Они вернулись в библиотеку.

Бабушке привели показать внучек. Девочки смеялись и болтали, но при виде Орельена обе насупились.

— Скажите дяде «здравствуйте».

Лертилуа, не дожидаясь продолжения, распростился с хозяевами дома.

— Уже? — воскликнула Бланшетта, но тут же спохватилась, поймав настороженный взор свекрови.

— Я выйду с тобой, — произнес Эдмон. — Мне нужно заглянуть в контору.

Когда они спускались с лестницы, Эдмон вернулся к прерванному разговору, но уже совсем в ином тоне:

— Послушай, я не шучу, раз Береника тебе нравится, я готов, при случае… словом, можешь рассчитывать на меня как на сообщника…

Орельен, который шел впереди, обернулся:

— Нет, ты просто невозможен! Почему тебе в конце концов так не терпится толкнуть свою кузину в мои объятия?
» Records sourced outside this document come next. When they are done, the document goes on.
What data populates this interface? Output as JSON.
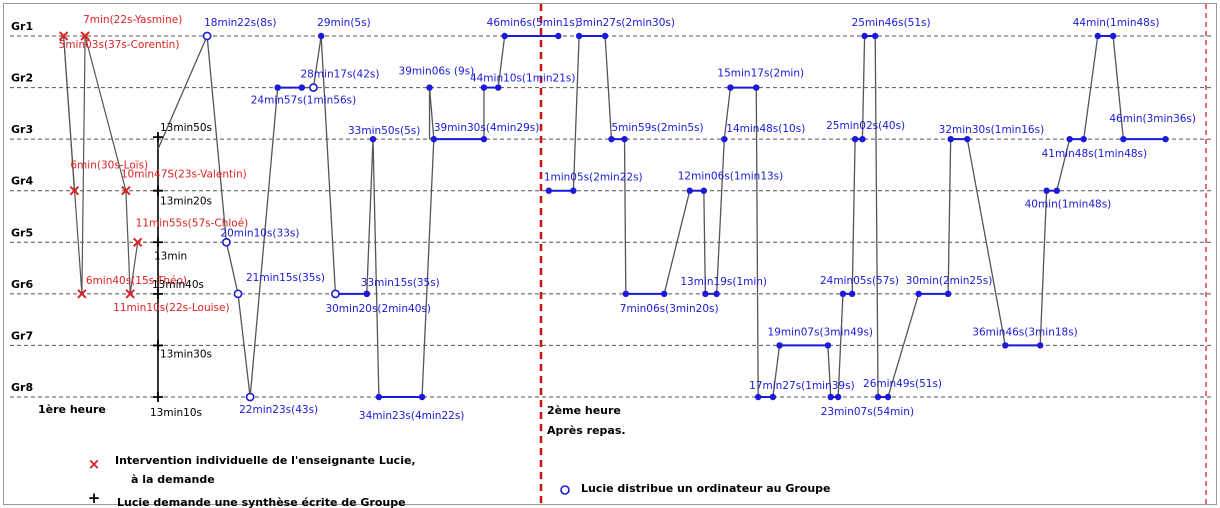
{
  "chart_data": {
    "type": "scatter",
    "groups": [
      "Gr1",
      "Gr2",
      "Gr3",
      "Gr4",
      "Gr5",
      "Gr6",
      "Gr7",
      "Gr8"
    ],
    "colors": {
      "teacher": "#dd2222",
      "path": "#555555",
      "visit": "#1a1ad8",
      "divider": "#cc1111",
      "grid": "#555555"
    },
    "hours": [
      {
        "label": "1ère heure",
        "sublabel": ""
      },
      {
        "label": "2ème heure",
        "sublabel": "Après repas."
      }
    ],
    "hour1": {
      "teacher_interventions": [
        {
          "label": "7min(22s-Yasmine)",
          "group": "Gr1",
          "t": 7
        },
        {
          "label": "5min03s(37s-Corentin)",
          "group": "Gr1",
          "t": 5
        },
        {
          "label": "6min(30s-Loïs)",
          "group": "Gr4",
          "t": 6
        },
        {
          "label": "10min47S(23s-Valentin)",
          "group": "Gr4",
          "t": 10.8
        },
        {
          "label": "11min55s(57s-Chloé)",
          "group": "Gr5",
          "t": 11.9
        },
        {
          "label": "6min40s(15s-Théo)",
          "group": "Gr6",
          "t": 6.7
        },
        {
          "label": "11min10s(22s-Louise)",
          "group": "Gr6",
          "t": 11.2
        }
      ],
      "synthesis_requests": [
        {
          "label": "13min50s",
          "group": "Gr3",
          "t": 13.83
        },
        {
          "label": "13min20s",
          "group": "Gr4",
          "t": 13.33
        },
        {
          "label": "13min",
          "group": "Gr5",
          "t": 13
        },
        {
          "label": "13min40s",
          "group": "Gr6",
          "t": 13.67
        },
        {
          "label": "13min30s",
          "group": "Gr7",
          "t": 13.5
        },
        {
          "label": "13min10s",
          "group": "Gr8",
          "t": 13.17
        }
      ],
      "visits": [
        {
          "label": "18min22s(8s)",
          "group": "Gr1",
          "t": 18.37,
          "computer": true
        },
        {
          "label": "20min10s(33s)",
          "group": "Gr5",
          "t": 20.17,
          "computer": true
        },
        {
          "label": "21min15s(35s)",
          "group": "Gr6",
          "t": 21.25,
          "computer": true
        },
        {
          "label": "22min23s(43s)",
          "group": "Gr8",
          "t": 22.38,
          "computer": true
        },
        {
          "label": "24min57s(1min56s)",
          "group": "Gr2",
          "t": 24.95,
          "computer": false
        },
        {
          "label": "28min17s(42s)",
          "group": "Gr2",
          "t": 28.28,
          "computer": true
        },
        {
          "label": "29min(5s)",
          "group": "Gr1",
          "t": 29,
          "computer": false
        },
        {
          "label": "30min20s(2min40s)",
          "group": "Gr6",
          "t": 30.33,
          "computer": true
        },
        {
          "label": "33min15s(35s)",
          "group": "Gr6",
          "t": 33.25,
          "computer": false
        },
        {
          "label": "33min50s(5s)",
          "group": "Gr3",
          "t": 33.83,
          "computer": false
        },
        {
          "label": "34min23s(4min22s)",
          "group": "Gr8",
          "t": 34.38,
          "computer": false
        },
        {
          "label": "39min06s (9s)",
          "group": "Gr2",
          "t": 39.1,
          "computer": false
        },
        {
          "label": "39min30s(4min29s)",
          "group": "Gr3",
          "t": 39.5,
          "computer": false
        },
        {
          "label": "44min10s(1min21s)",
          "group": "Gr2",
          "t": 44.17,
          "computer": false
        },
        {
          "label": "46min6s(5min1s)",
          "group": "Gr1",
          "t": 46.1,
          "computer": false
        }
      ]
    },
    "hour2": {
      "visits": [
        {
          "label": "1min05s(2min22s)",
          "group": "Gr4",
          "t": 1.08
        },
        {
          "label": "3min27s(2min30s)",
          "group": "Gr1",
          "t": 3.45
        },
        {
          "label": "5min59s(2min5s)",
          "group": "Gr3",
          "t": 5.98
        },
        {
          "label": "7min06s(3min20s)",
          "group": "Gr6",
          "t": 7.1
        },
        {
          "label": "12min06s(1min13s)",
          "group": "Gr4",
          "t": 12.1
        },
        {
          "label": "13min19s(1min)",
          "group": "Gr6",
          "t": 13.32
        },
        {
          "label": "14min48s(10s)",
          "group": "Gr3",
          "t": 14.8
        },
        {
          "label": "15min17s(2min)",
          "group": "Gr2",
          "t": 15.28
        },
        {
          "label": "17min27s(1min39s)",
          "group": "Gr8",
          "t": 17.45
        },
        {
          "label": "19min07s(3min49s)",
          "group": "Gr7",
          "t": 19.12
        },
        {
          "label": "23min07s(54min)",
          "group": "Gr8",
          "t": 23.12
        },
        {
          "label": "24min05s(57s)",
          "group": "Gr6",
          "t": 24.08
        },
        {
          "label": "25min02s(40s)",
          "group": "Gr3",
          "t": 25.03
        },
        {
          "label": "25min46s(51s)",
          "group": "Gr1",
          "t": 25.77
        },
        {
          "label": "26min49s(51s)",
          "group": "Gr8",
          "t": 26.82
        },
        {
          "label": "30min(2min25s)",
          "group": "Gr6",
          "t": 30
        },
        {
          "label": "32min30s(1min16s)",
          "group": "Gr3",
          "t": 32.5
        },
        {
          "label": "36min46s(3min18s)",
          "group": "Gr7",
          "t": 36.77
        },
        {
          "label": "40min(1min48s)",
          "group": "Gr4",
          "t": 40
        },
        {
          "label": "41min48s(1min48s)",
          "group": "Gr3",
          "t": 41.8
        },
        {
          "label": "44min(1min48s)",
          "group": "Gr1",
          "t": 44
        },
        {
          "label": "46min(3min36s)",
          "group": "Gr3",
          "t": 46
        }
      ]
    },
    "legend": {
      "cross_text_1": "Intervention individuelle de l'enseignante Lucie,",
      "cross_text_2": "à la  demande",
      "plus_text": "Lucie demande une synthèse écrite de Groupe",
      "circle_text": "Lucie distribue un ordinateur au Groupe"
    }
  }
}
— В сущности, я не так уж настаиваю на твоей кандидатуре, но раз она тебе нравится… Только не отпирайся и не дерзи, хорошо? Я ведь тебя знаю, старина. Ты еще в окопах такой был. Ну так вот, если тебе угодно знать, я очень люблю Беренику и терпеть не могу ее мужа… я тебе о нем расскажу… и считаю, что Береника имеет право на свой кусочек счастья… а с тобой это обходится без сердечных последствий…

Последние слова очень не понравились Орельену. Он замолчал и несколько мгновений не глядел на Эдмона.

— Это ты так думаешь.

— Ах, вот что! Обиделся? Я отлично знаю, как ты ведешь себя с женщинами… И, поверь, ценю тебя за это…

Снова воцарилось молчание; какие-то свои мысли бродили в голове Эдмона, и, очевидно прислушиваясь к ним, он сказал:

— Или же я тебя совсем не знаю.

Они задумчиво пожали друг другу руки и сели за руль: Эдмон — своего роскошного «виснера», Орельен — своей маленькой машины.